Cannes Diary #5
Xavier Dolan is no stranger to the Cannes Film Festival: four of his five feature films have had their premieres here. But it’s his latest, Mommy, that seems to be stirring the sort of excitement often reserved for more mature auteurs. Dolan has made five movies in five years but this year he’s in competition for the very first time.
While Mommy shares a bit of a title with his 2009 debut, I Killed My Mother, Dolan sees this new film as quite different. While I Killed My Mother was told from the point of view of a teenager, this one examines a mother’s own adversities. While his first feature was more personal, he said today, this one is more existential.
“I want to depict very strong women,” Dolan said at a Cannes press conference where he was warmly welcomed by an extended round of applause. “That’s always been the case since the beginning of my career.”
He said he couldn’t quite pinpoint the reason, but maternal figures have always inspired him more than paternal ones. Perhaps it’s that he was raised by a single mom, Dolan admitted today. While he respects his own dad, he said, father figures don’t impress him.
When he was 9 years old, Dolan’s mom took him to a movie and his life changed forever. He’d already been acting for five years at the time, but seeing James Cameron’s Titanic opened his eyes to the possibilities of cinema.

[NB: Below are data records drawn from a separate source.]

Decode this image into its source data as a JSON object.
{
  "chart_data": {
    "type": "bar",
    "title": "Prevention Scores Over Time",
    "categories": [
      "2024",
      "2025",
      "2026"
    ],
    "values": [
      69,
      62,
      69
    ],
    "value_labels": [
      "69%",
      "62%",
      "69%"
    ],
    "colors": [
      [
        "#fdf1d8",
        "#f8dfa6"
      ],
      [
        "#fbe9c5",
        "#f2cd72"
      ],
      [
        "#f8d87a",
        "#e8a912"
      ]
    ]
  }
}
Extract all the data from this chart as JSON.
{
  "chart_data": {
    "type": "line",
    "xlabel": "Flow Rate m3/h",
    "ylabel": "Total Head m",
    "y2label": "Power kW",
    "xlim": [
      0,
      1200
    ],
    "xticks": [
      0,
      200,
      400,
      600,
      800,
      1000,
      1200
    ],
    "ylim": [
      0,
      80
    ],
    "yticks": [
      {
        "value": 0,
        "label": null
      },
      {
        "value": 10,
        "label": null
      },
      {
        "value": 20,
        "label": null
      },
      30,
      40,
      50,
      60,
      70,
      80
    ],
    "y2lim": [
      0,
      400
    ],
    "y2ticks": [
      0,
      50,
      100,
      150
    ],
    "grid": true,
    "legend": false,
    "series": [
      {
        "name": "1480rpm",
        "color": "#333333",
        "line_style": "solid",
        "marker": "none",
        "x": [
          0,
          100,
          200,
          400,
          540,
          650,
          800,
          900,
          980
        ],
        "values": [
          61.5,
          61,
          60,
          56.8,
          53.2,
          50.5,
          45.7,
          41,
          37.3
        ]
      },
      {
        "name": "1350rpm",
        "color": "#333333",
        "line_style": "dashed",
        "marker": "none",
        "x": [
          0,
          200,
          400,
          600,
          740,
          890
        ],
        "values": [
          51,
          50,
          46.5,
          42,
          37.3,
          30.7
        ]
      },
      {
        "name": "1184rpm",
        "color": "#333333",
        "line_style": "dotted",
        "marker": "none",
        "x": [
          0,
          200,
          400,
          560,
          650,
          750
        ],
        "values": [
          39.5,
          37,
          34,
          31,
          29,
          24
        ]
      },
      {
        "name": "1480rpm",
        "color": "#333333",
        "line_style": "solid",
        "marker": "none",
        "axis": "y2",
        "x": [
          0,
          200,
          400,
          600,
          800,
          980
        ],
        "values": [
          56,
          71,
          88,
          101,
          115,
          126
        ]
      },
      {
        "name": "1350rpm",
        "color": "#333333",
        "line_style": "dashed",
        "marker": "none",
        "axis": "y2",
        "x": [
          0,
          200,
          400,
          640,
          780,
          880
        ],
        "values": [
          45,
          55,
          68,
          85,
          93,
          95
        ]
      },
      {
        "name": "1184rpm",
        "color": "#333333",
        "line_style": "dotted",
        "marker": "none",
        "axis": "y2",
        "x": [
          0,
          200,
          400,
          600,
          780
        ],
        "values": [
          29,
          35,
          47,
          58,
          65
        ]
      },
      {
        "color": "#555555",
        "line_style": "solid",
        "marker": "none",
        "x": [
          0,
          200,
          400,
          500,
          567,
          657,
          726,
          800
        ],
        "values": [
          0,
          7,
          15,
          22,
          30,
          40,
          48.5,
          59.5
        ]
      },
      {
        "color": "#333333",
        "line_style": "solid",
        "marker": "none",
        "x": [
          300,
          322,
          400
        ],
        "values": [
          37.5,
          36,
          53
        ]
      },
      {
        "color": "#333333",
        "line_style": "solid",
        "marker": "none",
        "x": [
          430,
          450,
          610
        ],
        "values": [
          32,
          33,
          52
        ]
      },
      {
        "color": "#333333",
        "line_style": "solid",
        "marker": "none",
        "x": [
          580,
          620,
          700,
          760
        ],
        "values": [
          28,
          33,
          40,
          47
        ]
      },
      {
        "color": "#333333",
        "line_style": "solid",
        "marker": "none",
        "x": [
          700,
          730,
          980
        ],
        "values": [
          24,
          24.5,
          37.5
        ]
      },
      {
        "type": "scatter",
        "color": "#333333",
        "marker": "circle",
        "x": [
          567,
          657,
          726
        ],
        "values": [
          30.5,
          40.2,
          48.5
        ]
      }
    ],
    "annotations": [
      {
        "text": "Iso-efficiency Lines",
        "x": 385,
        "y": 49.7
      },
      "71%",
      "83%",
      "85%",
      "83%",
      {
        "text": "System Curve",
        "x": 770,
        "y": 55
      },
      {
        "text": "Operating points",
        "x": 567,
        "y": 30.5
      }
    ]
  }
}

“There was this time in the Nineties when I saw this film that made me fall in love with a woman, a man, costumes, cinema itself, the art of telling a story,” Dolan told me here in Cannes two years ago. “Titanic gave me wings and [James] Cameron taught me those notions of rhythm that I try, in the best of my capacity, to emulate somehow.”
“In the cinema you take revenge,” Dolan explained today. “You have the right to do anything and everything you want—what life doesn’t allow us to do.”
In Mommy, a widowed woman (Anne Dorval) is trying to raise her teenaged son (Antoine Olivier Pilon) who’s challenged with an intense case of ADHD. The two bond with a neighbor (Suzanne Clément), and the trio form a tight family unit. Dolan explained today that he wanted to make a movie in which three main roles effectively merge to become a single lead character.
It is a film whose characters find hope before they arrive at a surprising conclusion.
“This is a movie about the American dream,” Dolan said today in Cannes. Even though he shot the film near where he grew up in Canada, he said he had originally intended to film in the United States, adding: “But this dream has never been designed for them. Many things are playing against them.”
The look of the film has had Cannes attendees buzzing. Dolan and cinematographer André Turpin decided to employ a 1:1 aspect ratio. Many here are likening the image to that of the social photo app Instagram. But Dolan had a reason for employing a narrow field of vision: he expressly intended to limit his audience’s options.
“The spectator is sort of imprisoned,” Dolan interpreted today. “They can only look into the eyes of the character.”
As with his other films—I Killed My Mother, Heartbeats (10), Laurence Anyways (12), and Tom at the Farm (13)—Dolan performs many key roles: writing, directing, producing, editing, designing the costumes, and even authoring the press notes. The many parts he plays for his own films elicited a common question from the press today.
Why?
“I don’t know. It’s my passion,” Dolan explained slowly. “It’s not a duty, it’s not like work. It’s just my mode of expression. I need to express myself. I need to create.”
He said he hopes to work on films in the future in which others edit, or design the costumes, but for now he just aims to keep doing what he cares about.
“You never know how much time we have on earth,” Dolan elaborated, inspiring another journalist to question his steady output as a filmmaker despite his young age. Where does this energy come from?
“Ideally, I would not try to build limits for myself based upon my age. I don’t believe there’s a proper age to start telling stories. I just feel like I’m trying to do the right thing to tell a story that haunts me,” Xavier Dolan said. “I am trying to prove to people that they should express themselves no matter what their age is.”
He added that he’s not afraid to face reactions to his movie.
“I am not scared that people will hate it,” Dolan said today. “I have fears. I have the fears of falling on those red steps and I have the fear of stuttering, but I don’t have the fear of telling a story and creating it with people who inspire me.”